It seems like such a good idea when you say it out loud with your feet up in the living room. Finish your big project at work and immediately get on a plane for the ends of the earth, but what it means is that, sleep-deprived and frayed, you’re taking a faith fall backwards into the arms of the global transportation system. I tried to see it as a game with levels to unlock, but even then somewhere in the middle I freaked out that I wasn’t going to make it.
I will describe it in brief as:
- check-in counter
- security
- San Francisco to Los Angeles
- baggage claim
- check-in counter
- security
- Los Angeles to Brisbane seated next to a strapping middle-aged Australian, a veterinarian who specialized in horses, who took up half my seat (let’s just say I didn’t get an opportunity that first night to miss the dog because something hot and snoring was curled up against me all night)
- Australian customs and immigration
- baggage claim
- check-in counter (where my paperwork was not in order — you are required to show proof that you have plans to leave the Solomon Islands and they didn’t like my plane ticket from Vanuatu)
- phone call to Solomon Islands immigration to get approval
- security
- Australia immigration (because, a hour later, I’m leaving the country)
- Brisbane to Honiara
- Solomon Islands customs and immigration
All dancing on the head of a pin because if I missed a connection, I was in danger of missing the boat in Honiara. Though if I missed the plane in Brisbane, there was another connection, Brisbane to Cairns to Port Moresby, Papua New Guinea, to Honiara that would get me there 10 minutes before the boat left if all the connections were on-time. I mean, did I really want to get to Honiara so bad I would buy a 3rd ticket to get there?
Fortunately, that was not needed.
I left San Francisco on a Saturday afternoon, arriving in Honiara Monday afternoon. Immediately went to the hotel, which on the web looked like a lovely upscale resort, but I would describe as a hotel that had seen better days. The pool empty, the rooms faded and worn, the bar did not know how to make any cocktails. None of which mattered because all I wanted to do was face-plant on the bed and enjoy the lack of internet connection. I was beyond the tentacles of a job that never lets me go.
I will mention that landing in Honiara, the cabin of the plane was filled with the most amazing sweet-green-flowery-tropic scent. I peered out the window to try to figure out where the smell was coming from and only saw the coconut plantations and scattered homes. By the time we landed in Honiara at the airport, it was gone, replaced by the smell of JP5 jet fuel and diesel. But it was an amazing smell, the kind of scent you’d want to roll in, the kind of scent you would follow home. And I have no clue what it was.

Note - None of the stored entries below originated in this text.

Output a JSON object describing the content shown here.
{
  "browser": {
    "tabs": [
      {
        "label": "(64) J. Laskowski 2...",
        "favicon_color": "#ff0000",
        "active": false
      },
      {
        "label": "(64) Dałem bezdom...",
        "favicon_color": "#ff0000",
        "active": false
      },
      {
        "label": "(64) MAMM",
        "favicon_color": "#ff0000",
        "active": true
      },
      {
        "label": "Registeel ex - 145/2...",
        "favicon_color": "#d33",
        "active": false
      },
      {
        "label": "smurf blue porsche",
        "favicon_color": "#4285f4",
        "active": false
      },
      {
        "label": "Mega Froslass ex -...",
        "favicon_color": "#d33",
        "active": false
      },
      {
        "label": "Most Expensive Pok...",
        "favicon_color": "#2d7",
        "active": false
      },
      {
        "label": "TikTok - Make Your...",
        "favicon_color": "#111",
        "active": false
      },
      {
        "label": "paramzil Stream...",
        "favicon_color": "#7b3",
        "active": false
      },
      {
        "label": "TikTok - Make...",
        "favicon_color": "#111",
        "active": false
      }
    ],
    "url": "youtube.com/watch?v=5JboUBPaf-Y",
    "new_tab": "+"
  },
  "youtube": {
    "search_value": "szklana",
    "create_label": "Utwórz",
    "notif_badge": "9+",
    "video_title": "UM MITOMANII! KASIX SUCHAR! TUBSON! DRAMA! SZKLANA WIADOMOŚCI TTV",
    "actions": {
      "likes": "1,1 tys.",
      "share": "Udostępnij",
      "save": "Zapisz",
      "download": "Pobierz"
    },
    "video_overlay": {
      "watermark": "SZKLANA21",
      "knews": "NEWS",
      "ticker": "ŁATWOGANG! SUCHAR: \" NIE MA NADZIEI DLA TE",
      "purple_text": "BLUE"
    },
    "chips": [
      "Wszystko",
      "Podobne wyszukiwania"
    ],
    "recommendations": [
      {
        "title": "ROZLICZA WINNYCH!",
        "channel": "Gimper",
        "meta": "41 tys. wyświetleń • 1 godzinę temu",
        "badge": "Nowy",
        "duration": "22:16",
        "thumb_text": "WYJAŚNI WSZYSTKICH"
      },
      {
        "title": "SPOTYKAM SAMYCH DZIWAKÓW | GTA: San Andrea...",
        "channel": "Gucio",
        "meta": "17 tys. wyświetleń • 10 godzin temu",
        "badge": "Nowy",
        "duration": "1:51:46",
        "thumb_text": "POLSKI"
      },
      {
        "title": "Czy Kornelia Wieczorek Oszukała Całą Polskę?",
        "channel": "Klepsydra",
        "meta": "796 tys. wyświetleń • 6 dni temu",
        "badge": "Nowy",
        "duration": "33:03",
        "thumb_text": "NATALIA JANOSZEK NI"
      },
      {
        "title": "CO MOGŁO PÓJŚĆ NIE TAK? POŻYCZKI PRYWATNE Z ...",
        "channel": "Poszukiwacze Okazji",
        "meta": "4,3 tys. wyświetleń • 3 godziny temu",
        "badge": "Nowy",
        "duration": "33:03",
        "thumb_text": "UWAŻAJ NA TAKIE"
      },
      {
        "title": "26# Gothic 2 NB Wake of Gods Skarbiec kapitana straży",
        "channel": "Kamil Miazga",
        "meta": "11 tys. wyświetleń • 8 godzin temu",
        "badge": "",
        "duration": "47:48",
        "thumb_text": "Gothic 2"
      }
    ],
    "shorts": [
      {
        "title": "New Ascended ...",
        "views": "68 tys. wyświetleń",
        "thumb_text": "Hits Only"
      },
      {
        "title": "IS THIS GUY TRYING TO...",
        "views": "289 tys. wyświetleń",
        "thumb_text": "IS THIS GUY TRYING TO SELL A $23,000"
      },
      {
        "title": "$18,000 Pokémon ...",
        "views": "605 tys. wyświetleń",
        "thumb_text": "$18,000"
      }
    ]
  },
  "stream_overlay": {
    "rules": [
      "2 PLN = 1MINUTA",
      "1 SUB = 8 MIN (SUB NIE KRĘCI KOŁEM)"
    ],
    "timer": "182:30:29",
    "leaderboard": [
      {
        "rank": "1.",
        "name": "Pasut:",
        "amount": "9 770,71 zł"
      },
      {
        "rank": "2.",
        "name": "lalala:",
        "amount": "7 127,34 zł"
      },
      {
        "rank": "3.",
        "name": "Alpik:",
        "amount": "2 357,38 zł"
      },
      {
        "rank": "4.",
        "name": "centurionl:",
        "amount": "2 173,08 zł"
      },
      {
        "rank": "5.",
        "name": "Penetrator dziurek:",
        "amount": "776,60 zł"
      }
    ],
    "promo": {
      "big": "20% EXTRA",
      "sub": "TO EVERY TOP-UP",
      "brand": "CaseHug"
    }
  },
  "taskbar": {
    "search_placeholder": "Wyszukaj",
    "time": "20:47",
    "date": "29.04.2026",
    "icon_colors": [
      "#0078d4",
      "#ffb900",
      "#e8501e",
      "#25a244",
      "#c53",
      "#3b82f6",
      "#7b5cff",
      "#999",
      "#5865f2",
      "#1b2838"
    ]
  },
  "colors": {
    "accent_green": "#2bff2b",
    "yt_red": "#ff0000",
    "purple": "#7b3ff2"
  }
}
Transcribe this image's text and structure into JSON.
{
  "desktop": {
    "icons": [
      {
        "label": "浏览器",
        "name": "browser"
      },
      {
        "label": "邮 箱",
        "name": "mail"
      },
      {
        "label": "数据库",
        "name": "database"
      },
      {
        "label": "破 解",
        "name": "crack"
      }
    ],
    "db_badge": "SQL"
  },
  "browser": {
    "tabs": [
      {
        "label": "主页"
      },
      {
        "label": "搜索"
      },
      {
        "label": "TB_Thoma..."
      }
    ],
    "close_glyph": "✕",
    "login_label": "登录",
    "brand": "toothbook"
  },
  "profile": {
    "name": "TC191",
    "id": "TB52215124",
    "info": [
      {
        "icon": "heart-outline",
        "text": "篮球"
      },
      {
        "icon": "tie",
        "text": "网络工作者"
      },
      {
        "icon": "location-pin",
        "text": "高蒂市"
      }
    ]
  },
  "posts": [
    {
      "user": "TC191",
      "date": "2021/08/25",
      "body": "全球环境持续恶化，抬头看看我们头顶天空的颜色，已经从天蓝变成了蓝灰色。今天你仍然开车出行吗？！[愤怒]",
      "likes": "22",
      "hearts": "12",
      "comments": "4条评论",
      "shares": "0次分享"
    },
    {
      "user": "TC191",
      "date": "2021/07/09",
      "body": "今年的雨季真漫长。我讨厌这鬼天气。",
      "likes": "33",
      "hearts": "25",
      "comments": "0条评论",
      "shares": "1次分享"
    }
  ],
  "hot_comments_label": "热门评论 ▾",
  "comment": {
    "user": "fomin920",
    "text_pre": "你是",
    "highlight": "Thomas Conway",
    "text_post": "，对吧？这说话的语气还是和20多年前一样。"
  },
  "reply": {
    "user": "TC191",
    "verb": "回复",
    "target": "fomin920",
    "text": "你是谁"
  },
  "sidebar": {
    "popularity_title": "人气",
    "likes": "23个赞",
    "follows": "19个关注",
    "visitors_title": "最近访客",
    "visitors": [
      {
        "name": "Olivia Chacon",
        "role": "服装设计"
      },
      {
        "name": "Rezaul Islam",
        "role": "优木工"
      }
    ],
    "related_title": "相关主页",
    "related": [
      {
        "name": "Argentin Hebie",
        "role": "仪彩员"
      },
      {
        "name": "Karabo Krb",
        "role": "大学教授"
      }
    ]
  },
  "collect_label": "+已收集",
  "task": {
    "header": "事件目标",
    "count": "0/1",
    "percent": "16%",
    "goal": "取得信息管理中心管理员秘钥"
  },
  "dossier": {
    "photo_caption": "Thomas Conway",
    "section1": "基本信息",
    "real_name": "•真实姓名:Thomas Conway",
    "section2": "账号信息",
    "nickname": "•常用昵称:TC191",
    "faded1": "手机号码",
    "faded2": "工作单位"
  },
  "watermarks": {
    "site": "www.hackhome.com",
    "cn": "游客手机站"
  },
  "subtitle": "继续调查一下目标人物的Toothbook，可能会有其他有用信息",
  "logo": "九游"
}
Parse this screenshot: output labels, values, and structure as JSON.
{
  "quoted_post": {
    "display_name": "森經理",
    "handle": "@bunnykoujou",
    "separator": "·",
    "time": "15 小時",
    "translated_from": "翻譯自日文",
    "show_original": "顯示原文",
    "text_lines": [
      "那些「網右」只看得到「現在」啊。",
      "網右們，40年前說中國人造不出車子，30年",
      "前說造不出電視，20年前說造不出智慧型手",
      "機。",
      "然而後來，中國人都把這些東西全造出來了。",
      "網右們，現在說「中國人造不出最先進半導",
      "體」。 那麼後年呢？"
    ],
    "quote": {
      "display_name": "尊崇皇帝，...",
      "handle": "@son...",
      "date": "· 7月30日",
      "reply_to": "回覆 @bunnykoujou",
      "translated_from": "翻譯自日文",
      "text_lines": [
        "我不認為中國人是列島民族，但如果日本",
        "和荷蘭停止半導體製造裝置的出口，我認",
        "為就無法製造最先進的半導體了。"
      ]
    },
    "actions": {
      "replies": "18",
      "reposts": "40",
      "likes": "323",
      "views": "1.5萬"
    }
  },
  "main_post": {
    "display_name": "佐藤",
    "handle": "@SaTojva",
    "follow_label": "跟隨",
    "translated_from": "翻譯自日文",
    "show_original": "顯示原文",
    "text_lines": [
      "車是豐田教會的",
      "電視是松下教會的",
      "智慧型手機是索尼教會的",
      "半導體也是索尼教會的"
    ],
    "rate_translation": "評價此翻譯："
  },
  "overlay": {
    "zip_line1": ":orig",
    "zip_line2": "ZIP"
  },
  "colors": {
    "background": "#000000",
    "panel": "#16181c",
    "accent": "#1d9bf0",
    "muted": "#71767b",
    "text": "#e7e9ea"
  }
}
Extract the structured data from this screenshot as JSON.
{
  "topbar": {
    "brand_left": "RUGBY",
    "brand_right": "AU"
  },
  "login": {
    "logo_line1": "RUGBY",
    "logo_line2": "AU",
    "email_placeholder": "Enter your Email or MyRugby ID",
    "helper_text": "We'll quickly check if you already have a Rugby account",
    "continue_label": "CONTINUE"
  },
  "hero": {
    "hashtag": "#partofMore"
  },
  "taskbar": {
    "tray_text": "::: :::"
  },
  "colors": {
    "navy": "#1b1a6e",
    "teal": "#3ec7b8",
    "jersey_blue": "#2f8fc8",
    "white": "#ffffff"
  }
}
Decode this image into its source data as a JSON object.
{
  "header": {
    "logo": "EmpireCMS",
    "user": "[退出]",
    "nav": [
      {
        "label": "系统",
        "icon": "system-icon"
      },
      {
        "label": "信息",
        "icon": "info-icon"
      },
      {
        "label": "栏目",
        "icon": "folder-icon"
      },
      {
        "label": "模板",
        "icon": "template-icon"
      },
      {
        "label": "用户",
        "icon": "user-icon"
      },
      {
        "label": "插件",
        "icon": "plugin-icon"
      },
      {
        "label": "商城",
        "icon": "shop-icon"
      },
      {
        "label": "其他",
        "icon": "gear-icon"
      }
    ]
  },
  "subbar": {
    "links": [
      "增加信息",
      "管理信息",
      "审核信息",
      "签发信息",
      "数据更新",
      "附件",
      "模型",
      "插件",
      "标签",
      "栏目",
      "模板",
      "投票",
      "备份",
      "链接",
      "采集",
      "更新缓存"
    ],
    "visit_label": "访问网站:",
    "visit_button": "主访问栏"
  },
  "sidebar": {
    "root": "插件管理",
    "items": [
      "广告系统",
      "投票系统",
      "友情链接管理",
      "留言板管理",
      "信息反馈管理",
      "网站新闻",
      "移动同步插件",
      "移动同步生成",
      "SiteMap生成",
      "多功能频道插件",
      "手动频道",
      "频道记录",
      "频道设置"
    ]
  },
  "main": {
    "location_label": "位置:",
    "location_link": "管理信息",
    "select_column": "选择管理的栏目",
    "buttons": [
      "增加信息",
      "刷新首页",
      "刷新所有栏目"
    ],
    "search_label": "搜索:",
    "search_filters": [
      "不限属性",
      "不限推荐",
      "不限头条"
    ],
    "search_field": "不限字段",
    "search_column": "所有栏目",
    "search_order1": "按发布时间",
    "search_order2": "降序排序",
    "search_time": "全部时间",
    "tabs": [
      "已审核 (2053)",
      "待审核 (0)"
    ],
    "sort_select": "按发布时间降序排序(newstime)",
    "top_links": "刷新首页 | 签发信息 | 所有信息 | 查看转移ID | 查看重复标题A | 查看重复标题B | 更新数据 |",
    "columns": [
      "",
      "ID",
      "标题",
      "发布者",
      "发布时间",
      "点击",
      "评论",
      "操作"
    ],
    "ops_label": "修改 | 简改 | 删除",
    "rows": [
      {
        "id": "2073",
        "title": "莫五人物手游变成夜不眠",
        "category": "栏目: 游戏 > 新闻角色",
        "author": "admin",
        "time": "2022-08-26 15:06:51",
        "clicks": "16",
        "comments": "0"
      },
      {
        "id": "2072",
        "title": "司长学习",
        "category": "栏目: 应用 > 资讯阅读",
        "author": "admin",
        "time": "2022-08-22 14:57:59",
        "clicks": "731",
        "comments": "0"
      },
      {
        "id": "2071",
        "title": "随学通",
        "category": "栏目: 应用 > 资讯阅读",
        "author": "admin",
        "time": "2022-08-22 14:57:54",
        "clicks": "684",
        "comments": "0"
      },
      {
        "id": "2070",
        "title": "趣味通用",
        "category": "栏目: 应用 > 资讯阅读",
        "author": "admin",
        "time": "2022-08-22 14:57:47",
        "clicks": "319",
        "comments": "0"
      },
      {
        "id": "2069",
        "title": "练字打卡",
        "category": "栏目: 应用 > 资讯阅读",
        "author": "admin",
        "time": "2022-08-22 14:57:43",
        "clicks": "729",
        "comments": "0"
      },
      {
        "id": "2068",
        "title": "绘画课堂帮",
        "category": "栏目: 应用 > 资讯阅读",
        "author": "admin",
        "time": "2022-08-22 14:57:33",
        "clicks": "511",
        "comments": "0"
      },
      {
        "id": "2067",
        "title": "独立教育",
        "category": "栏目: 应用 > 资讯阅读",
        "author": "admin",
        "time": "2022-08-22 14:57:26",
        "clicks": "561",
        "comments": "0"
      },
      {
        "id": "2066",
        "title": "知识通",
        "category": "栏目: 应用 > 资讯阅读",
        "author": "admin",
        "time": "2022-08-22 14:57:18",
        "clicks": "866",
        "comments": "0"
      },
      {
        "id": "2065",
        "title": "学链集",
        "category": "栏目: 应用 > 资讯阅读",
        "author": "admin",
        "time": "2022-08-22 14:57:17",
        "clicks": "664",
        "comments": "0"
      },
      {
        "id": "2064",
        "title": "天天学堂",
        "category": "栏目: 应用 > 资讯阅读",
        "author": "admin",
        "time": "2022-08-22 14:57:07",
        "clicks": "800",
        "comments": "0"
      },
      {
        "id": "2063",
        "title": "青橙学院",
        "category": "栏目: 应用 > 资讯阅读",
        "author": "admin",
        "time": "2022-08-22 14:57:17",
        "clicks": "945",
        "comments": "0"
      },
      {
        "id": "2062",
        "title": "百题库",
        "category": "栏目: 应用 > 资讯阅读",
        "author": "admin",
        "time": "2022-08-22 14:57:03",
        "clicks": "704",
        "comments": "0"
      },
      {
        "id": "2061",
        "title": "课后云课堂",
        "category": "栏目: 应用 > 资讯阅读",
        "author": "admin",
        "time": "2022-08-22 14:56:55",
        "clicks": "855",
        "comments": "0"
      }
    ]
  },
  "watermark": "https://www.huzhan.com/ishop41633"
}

The next day they took us on a short tour in a van around town to fill the time while the boat was cleaned and restocked from the previous set of passengers. And you’re going to have to forgive my ignorance that I had been so focused on getting to Honiara that I had not realized that this island was Guadalcanal. Guadalcanal was a major battle in World War II, 6 months of hard fought combat, one of the important victories in turning the tide against the Japanese. There’s not a lot of evidence left of the war because the main town of Honiara was built on top of the battle site.
The first item on the itinerary was the 15 minute drive up and down the main street, so we could see the town and get the overview talk.
I had a number of photo taking devices with me. One of which is a little stick camera called an Autographer. You clip it on and it takes a picture automatically every 15 minutes or so, as well as a GPS reading so that you have a map of where you’ve been. All the square images you’ll see in these pages were taken with the Autographer. Most of the images are crap but once or twice a day you get something that is interesting and not something that you would taken a picture of.
One thing you will notice in this shot is the fence and guard hut. Apparently (because of previous troubles), all foreign owned property is required to have a security fence and a 24 hour guard.
The first stop on the tour was the market. Where the local guide with us, immediately grabbed me when he saw my camera (even thought it was a little point and shoot, not the big DSLR) and said, don’t just walk up and take pictures of people. And I said, yeah, yeah, I know the locals aren’t animals in a zoo, you have to talk to people. But in my head I’m thinking — oh gawd, no. Not another one of these trips where the locals hate cameras.
The market was up against the sea and docks and we saw the first of many decaying shipwrecks. Almost every island we visited on the trip had a broken boat along its shores. They do have fierce storms out here and the cost of removing a shipwreck is obviously not worth the scrape metal recovery costs.
My cabin mate for the trip was Gretchin from Portland. I’ve already talked about how she happened to come along for the ride.
The next stops on the tour were the Relic Museum at Betikama Seventh Day Adventist school where some of the wreckage from the war was laid out, the Parliament building, the Guadalcanal war memorial with its prerequisite grave of the unknown soldier (though since the war memorial went up they have taken DNA from the bones and determined who the soldier was), and a drive through the port with its enormous piles of trees (lumber being a big export for the Solomon Islands).
Can I just say these planes look they were made out of frigging tissue paper?
From here we were taken to the boat in zodiacs and settled in.